Outre les lettres et les conseils plus ou moins importuns qu’il prodigua à Pontchartrain, à Chamillard et à Desmarets, Boisguilbert donnait en 1697 le Détail de la France, la cause de la diminution de ses biens et la facilité du remède, en fournissant tout l’argent dont le roi a besoin et enrichissant tout le monde[2] puis, en 1707, il donnait son Factum de la France, vrai pamphlet économique qui ne pouvait que lui faire des ennemis.

Boisguilbert, après avoir décrit la misère du royaume, préconise deux remèdes, dont l’action, selon lui, doit être immédiate. Il faut : 1° des impôts, non pas diminués en sommes, mais mieux répartis, en ce sens particulièrement que la taille doit être générale et proportionnelle ; 2° la liberté du commerce. Alors chacun pourra semer, planter, produire et négocier, et le revenu du roi augmentera avec les revenus de chacun des sujets.
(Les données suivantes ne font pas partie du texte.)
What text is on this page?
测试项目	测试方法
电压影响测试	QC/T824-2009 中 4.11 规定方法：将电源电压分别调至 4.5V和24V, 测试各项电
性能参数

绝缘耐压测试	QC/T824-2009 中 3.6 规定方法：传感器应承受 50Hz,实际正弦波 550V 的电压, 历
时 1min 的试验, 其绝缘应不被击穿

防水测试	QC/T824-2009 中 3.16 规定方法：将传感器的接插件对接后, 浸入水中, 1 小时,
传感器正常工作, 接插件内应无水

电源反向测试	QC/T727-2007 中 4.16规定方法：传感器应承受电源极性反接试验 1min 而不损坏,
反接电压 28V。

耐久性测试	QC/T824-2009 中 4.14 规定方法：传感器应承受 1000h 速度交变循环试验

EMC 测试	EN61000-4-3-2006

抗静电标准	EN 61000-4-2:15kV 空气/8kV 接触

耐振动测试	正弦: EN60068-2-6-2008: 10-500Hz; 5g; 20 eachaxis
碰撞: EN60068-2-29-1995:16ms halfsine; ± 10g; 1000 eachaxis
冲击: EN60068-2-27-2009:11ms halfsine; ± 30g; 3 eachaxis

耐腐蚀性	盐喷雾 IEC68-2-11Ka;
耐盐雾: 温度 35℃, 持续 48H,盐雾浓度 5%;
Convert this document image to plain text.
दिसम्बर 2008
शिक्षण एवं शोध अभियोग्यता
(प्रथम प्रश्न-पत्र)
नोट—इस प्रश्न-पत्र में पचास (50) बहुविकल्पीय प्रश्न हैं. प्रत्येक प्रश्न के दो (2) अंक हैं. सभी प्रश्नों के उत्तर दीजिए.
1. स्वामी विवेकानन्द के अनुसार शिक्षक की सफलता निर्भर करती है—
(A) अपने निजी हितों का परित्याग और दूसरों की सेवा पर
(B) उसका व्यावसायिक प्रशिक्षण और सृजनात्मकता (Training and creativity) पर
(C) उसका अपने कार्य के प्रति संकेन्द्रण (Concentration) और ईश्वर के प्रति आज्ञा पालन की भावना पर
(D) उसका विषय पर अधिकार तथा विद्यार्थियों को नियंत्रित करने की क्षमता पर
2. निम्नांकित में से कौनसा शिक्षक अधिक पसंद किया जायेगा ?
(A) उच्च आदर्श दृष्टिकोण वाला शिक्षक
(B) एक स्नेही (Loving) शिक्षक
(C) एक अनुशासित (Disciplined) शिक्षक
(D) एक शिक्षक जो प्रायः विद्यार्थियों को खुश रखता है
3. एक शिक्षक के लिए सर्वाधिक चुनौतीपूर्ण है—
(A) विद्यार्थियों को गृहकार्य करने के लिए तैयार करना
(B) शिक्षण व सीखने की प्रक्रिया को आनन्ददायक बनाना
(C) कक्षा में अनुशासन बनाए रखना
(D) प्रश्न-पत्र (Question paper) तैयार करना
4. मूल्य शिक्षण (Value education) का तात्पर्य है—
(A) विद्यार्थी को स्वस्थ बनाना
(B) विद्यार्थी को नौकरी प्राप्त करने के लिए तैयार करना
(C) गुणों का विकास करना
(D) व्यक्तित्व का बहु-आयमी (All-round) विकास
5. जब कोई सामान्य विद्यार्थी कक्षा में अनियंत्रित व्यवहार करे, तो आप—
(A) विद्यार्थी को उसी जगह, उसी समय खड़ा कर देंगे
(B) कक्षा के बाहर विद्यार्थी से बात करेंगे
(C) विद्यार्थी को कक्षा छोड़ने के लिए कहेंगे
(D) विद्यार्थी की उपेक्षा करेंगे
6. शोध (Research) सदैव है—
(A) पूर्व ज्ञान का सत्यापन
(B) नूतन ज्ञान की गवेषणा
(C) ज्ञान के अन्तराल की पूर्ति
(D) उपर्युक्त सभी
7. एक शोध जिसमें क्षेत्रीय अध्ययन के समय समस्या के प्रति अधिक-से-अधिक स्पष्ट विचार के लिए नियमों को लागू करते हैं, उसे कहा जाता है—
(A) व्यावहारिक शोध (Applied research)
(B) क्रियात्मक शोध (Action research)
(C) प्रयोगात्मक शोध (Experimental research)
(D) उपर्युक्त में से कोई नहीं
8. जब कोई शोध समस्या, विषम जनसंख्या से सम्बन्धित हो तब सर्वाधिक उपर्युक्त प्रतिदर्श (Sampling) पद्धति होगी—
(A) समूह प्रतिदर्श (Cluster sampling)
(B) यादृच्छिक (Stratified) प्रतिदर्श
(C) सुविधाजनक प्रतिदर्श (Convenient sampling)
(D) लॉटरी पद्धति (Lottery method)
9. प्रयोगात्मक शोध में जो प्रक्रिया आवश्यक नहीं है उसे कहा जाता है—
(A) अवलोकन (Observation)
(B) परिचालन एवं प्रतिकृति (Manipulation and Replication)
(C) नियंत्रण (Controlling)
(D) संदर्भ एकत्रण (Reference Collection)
En un mot, il faut « permettre au peuple d’être riche, de labourer et de commercer[3] ». Par là, Boisguilbert est l’avant-garde qui engage la lutte pour la suppression des entraves apportées au commerce et à la circulation des céréales.

  1. Pierre Le Pesant, sieur de Boisguilbert ou Boisguillebert (1646-1714 [?]). — Boisguilbert remplit à peu près seul l’ouvrage de Horn, l’Économie politique avant les physiocrates, 1867, ce qui montre ou la place exagérée qu’on lui donnait autrefois ou l’ignorance que l’on avait encore de tout le reste.
  2. Après avoir été en relations avec Vauban et s’être brouillé avec lui, Boisguilbert publia plus tard le Détail de la France sous le nom de Testament politique du maréchal de Vauban. Voltaire s’y laissa prendre. Voltaire, esprit singulièrement superficiel, n’eut que des injures pour Boisguilbert, dont les vérités lui gênaient son Siècle de Louis XIV. Il le connaissait au reste assez peu, plaçant en 1672, au lieu de 1697, le Détail de la France et le confondant avec le Factum, qui est de 1707 (voir la notice de M. Daire, dans les Économistes financiers du XVIIIe siècle, p. 151).
  3. Voyez Détail de la France, IIe partie, ch. XVII, etc., et surtout le Traité de la nature, culture, commerce et intérêt des grains.